Michael Ellison and Ron Griswell are industry changemakers redefining black history | News

The black diaspora has long been plagued by rigid definitions of traditional “blackness” encompassing what “we” do and don’t do. The beauty of our community, however, is that we are not the monolith that much of the world assumes we are.

A signature part of Walmart’s Black & Unlimited initiative is to demonstrate that the depths of black culture cannot be contained and that there are multitudes of changemakers who have created spaces in places we don’t. not traditionally occupy. Enter Michael Ellison and Ron Griswell.

Ellison is the founder and CEO of CodePath.org, a nonprofit organization designed to increase the number of ethnically underrepresented workers in the engineering and IT industries, which sadly remain undiversified.

CodePath aims to level these rules of the game by offering students the opportunity to develop real-world projects with the help of top-notch mentorship. They have access to strong networking opportunities, mock interviews and coaching programs. With a $1.6 million donation through the Walmart.org Center for Racial Equity, CodePath.org was able to expand its program to even more HBCUs, opening doors for Black students to spark successful careers in tech.

Ellison has spent his career driving it forward: After enduring childhood poverty, he got into the tech startup game as a teenager, eventually becoming a founding board member of Women Who Code and co-founder of the Segment customer data hub, which landed $1.5 billion. Evaluation.

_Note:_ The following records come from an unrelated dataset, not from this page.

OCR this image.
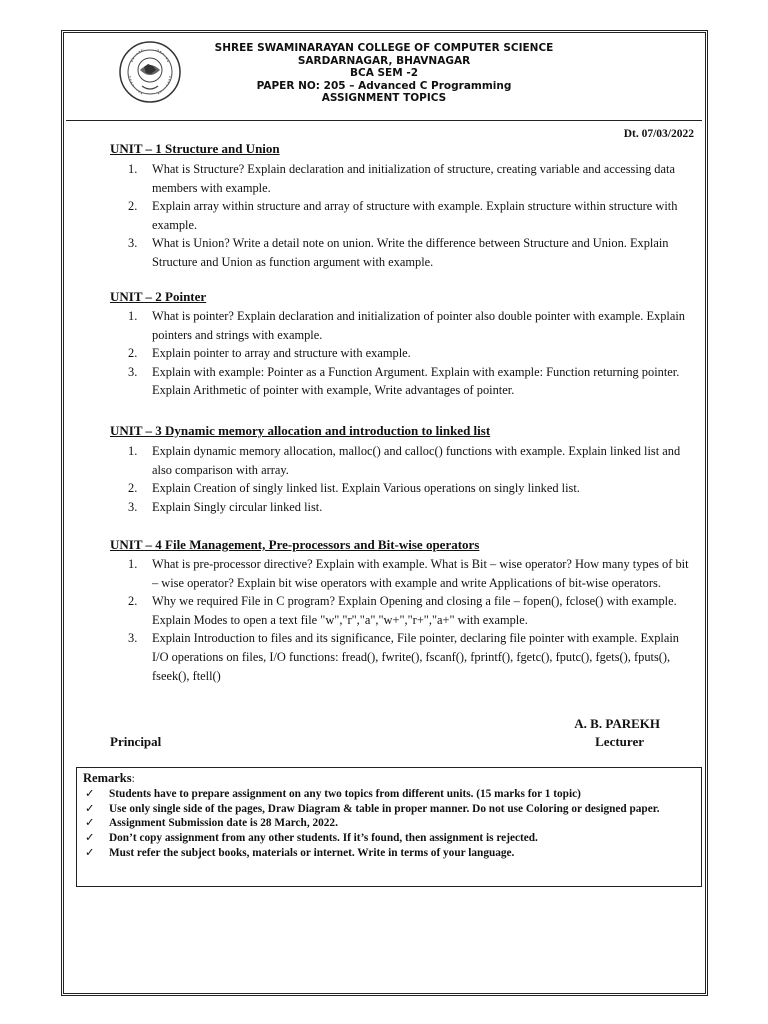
SHREE SWAMINARAYAN COLLEGE OF COMPUTER SCIENCE
SARDARNAGAR, BHAVNAGAR
BCA SEM -2
PAPER NO: 205 – Advanced C Programming
ASSIGNMENT TOPICS
Dt. 07/03/2022
UNIT – 1 Structure and Union
1. What is Structure? Explain declaration and initialization of structure, creating variable and accessing data members with example.
2. Explain array within structure and array of structure with example. Explain structure within structure with example.
3. What is Union? Write a detail note on union. Write the difference between Structure and Union. Explain Structure and Union as function argument with example.
UNIT – 2 Pointer
1. What is pointer? Explain declaration and initialization of pointer also double pointer with example. Explain pointers and strings with example.
2. Explain pointer to array and structure with example.
3. Explain with example: Pointer as a Function Argument. Explain with example: Function returning pointer. Explain Arithmetic of pointer with example, Write advantages of pointer.
UNIT – 3 Dynamic memory allocation and introduction to linked list
1. Explain dynamic memory allocation, malloc() and calloc() functions with example. Explain linked list and also comparison with array.
2. Explain Creation of singly linked list. Explain Various operations on singly linked list.
3. Explain Singly circular linked list.
UNIT – 4 File Management, Pre-processors and Bit-wise operators
1. What is pre-processor directive? Explain with example. What is Bit – wise operator? How many types of bit – wise operator? Explain bit wise operators with example and write Applications of bit-wise operators.
2. Why we required File in C program? Explain Opening and closing a file – fopen(), fclose() with example. Explain Modes to open a text file "w","r","a","w+","r+","a+" with example.
3. Explain Introduction to files and its significance, File pointer, declaring file pointer with example. Explain I/O operations on files, I/O functions: fread(), fwrite(), fscanf(), fprintf(), fgetc(), fputc(), fgets(), fputs(), fseek(), ftell()
A. B. PAREKH
Lecturer
Principal
Remarks:
✓ Students have to prepare assignment on any two topics from different units. (15 marks for 1 topic)
✓ Use only single side of the pages, Draw Diagram & table in proper manner. Do not use Coloring or designed paper.
✓ Assignment Submission date is 28 March, 2022.
✓ Don’t copy assignment from any other students. If it’s found, then assignment is rejected.
✓ Must refer the subject books, materials or internet. Write in terms of your language.
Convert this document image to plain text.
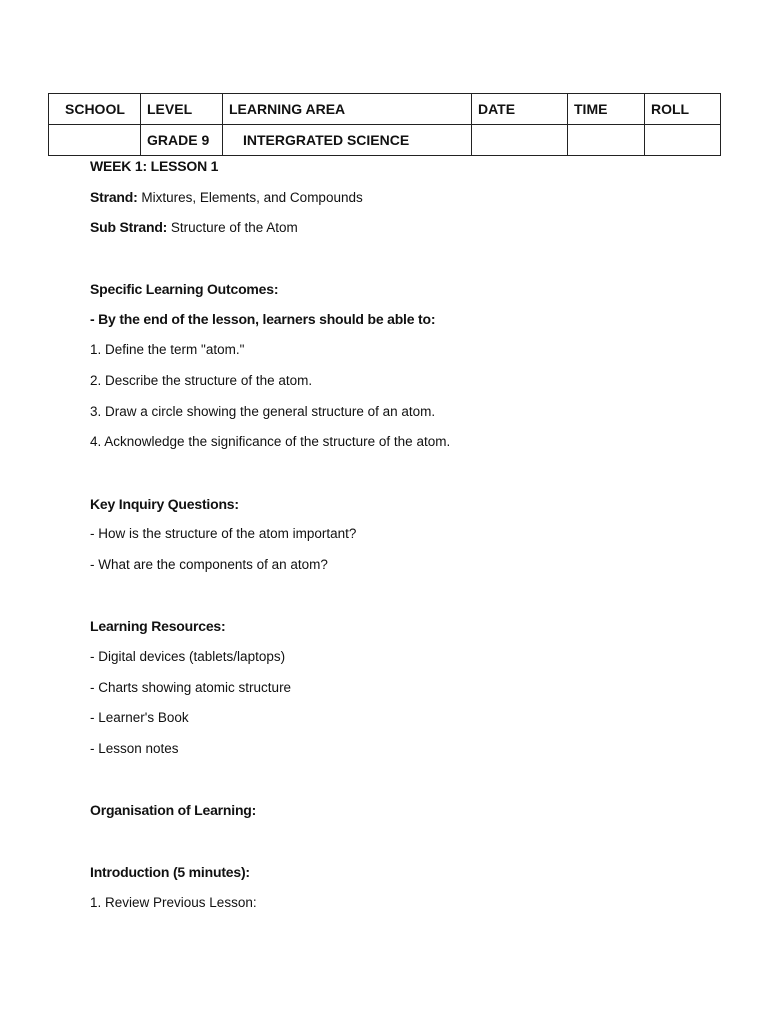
SCHOOL	LEVEL	LEARNING AREA	DATE	TIME	ROLL
	GRADE 9	INTERGRATED SCIENCE			
WEEK 1: LESSON 1
Strand: Mixtures, Elements, and Compounds
Sub Strand: Structure of the Atom
Specific Learning Outcomes:
- By the end of the lesson, learners should be able to:
1. Define the term "atom."
2. Describe the structure of the atom.
3. Draw a circle showing the general structure of an atom.
4. Acknowledge the significance of the structure of the atom.
Key Inquiry Questions:
- How is the structure of the atom important?
- What are the components of an atom?
Learning Resources:
- Digital devices (tablets/laptops)
- Charts showing atomic structure
- Learner's Book
- Lesson notes
Organisation of Learning:
Introduction (5 minutes):
1. Review Previous Lesson:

Michael Ellison, Walmart, NAACP ImageAwards 2022, Changemakers

“Our education system is failing low-income and underrepresented populations,” Ellison told New Profit. “CodePath addresses the root causes of the lack of diverse representation in technology by broadly improving curricula and support structures for diverse and low-income populations.”

Since its inception in 2017, CodePath has taught at over 70 colleges and impacted over 10,000 students, 61% of whom are from low-income or underrepresented minorities. About 85% of black and Latino alumni of the program work as software engineers.

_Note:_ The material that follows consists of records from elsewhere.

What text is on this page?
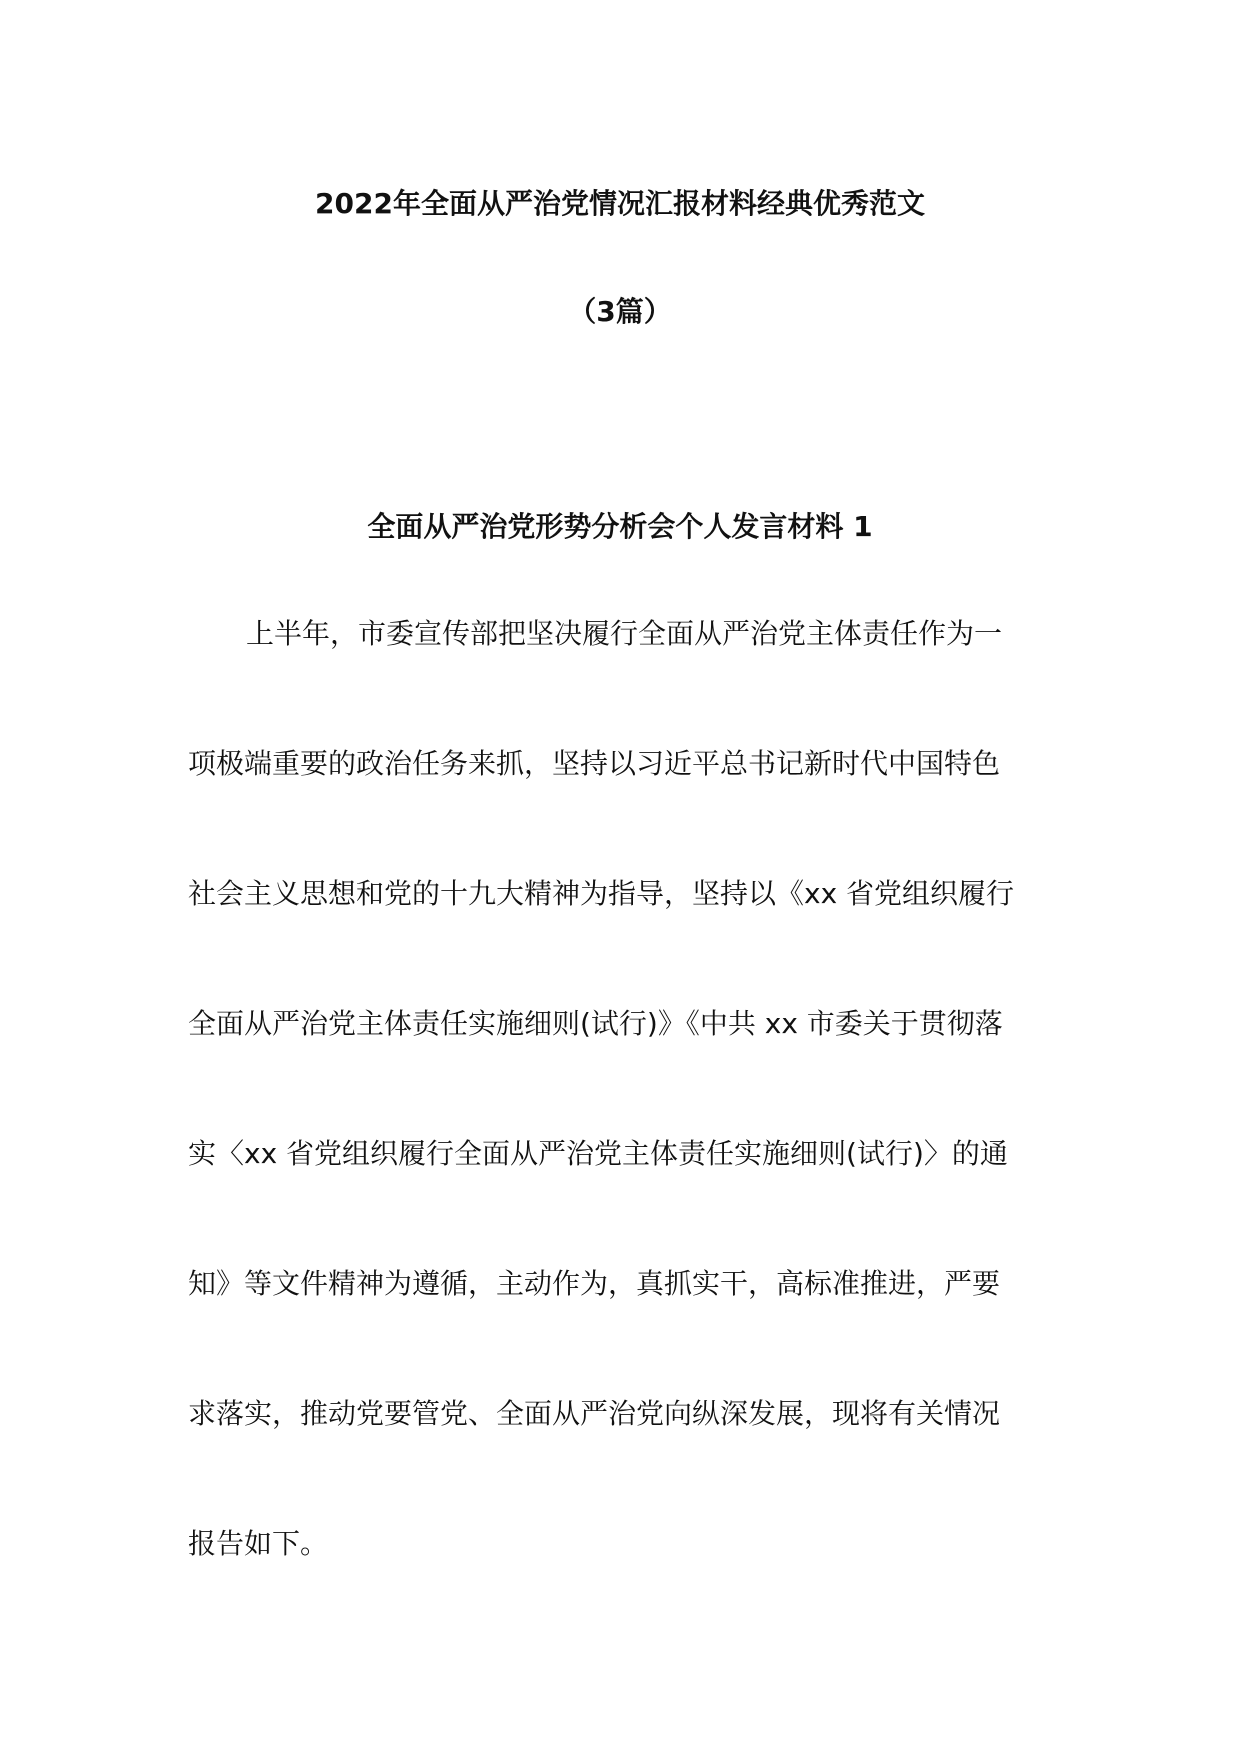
2022年全面从严治党情况汇报材料经典优秀范文
（3篇）
全面从严治党形势分析会个人发言材料 1
上半年，市委宣传部把坚决履行全面从严治党主体责任作为一
项极端重要的政治任务来抓，坚持以习近平总书记新时代中国特色
社会主义思想和党的十九大精神为指导，坚持以《xx 省党组织履行
全面从严治党主体责任实施细则(试行)》《中共 xx 市委关于贯彻落
实〈xx 省党组织履行全面从严治党主体责任实施细则(试行)〉的通
知》等文件精神为遵循，主动作为，真抓实干，高标准推进，严要
求落实，推动党要管党、全面从严治党向纵深发展，现将有关情况
报告如下。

The program received a $2.25 million grant from the Knight Foundation to expand existing programs at Florida International University and launch new programs at Florida Memorial University and Miami Dade College.

“Not everyone needs or should be a programmer, but everyone should be tech savvy,” Ellison said. “Digital literacy and data literacy are not optional skills. Technology is transforming every industry and every job.

With each year that CodePath.org helps create an increasingly diverse tech industry, Ellison will cement his legacy as a Black & Unlimited winner. “We need to make sure everyone in our communities has the skills they need for the future of work,” he said. “A deeper understanding of technology will also empower people to create new and better solutions to bring about positive change in their communities.”

Ron Griswell tackles a space that is arguably less “dark” than technology: the great outdoors. As a high school student, Griswell was reminded by his classmates, spitefully, that black Americans are not known for their connection to Mother Nature.

“When I talked about the outdoors, the Oreo joke came up – black on the outside, white on the inside,” he told Children and Nature Network.

Growing up in North Carolina, the outdoors has always been a part of Griswell’s world. But a service-learning experience in Belize while enrolled at North Carolina A&T State University led him to start outdoor HBCUs in 2020. He did so with a simple goal: to bring students at historically black colleges and universities more acclimated to the outdoors.

Ron Griswell, Walmart, NAACP ImageAwards 2022, Changemakers

“We want to see more black faces running trails, climbing mountains and sitting at outdoor industry meeting tables,” Griswell said. “We help HBCU students and alumni enjoy the natural world and become the leaders we need for a healthy planet and a more diverse, equitable, and inclusive outdoor industry.”

Griswell has dedicated his career to a variety of outdoor and environmental pursuits, including writing and reporting and working as an environmental travel companion. Much of his time these days is spent expanding HBCUs outdoors, whose experiential programming ranges from mountaineering to hiking to skill-building.

“These are America’s next black leaders and the time for them to start caring about the outdoors is in college. That’s when people discover new things, get curious, and explore themselves and their passions,” Griswell told Outside Business Journal. “Black students should have the same opportunities and resources to get out – and they should have had them yesterday.”

RELATED: Shop gear inspired by Ron Griswell

As Walmart and other brand partners provide financial support to Outside HBCUs, they are, in turn, exposed to a potentially more diverse workforce.

“It’s important for companies to know they’re invited to these campuses,” Griswell said. “In turn, they should come forward and say, ‘We appreciate you and think you will be a great asset to our organization. Once you start changing the physical makeup of these companies, that’s where the real diversity and inclusion starts to take place.

As HBCUs Outside grows, Griswell will remain his authentic self as the face of the company.

“I feel like when people see themselves reflected in me, they feel more welcome in those spaces,” he said. “I know it’s a feeling that can not only change their life, but also change the world.”

Walmart will celebrate and showcase the breadth of Black interests and identities; inspiring discovery of the things people need to speak their identities loud and clear – to the value and affordability that Walmart is known for. To visit here to apply for the CodePath program; to visit here to join the HBCUs Outside community.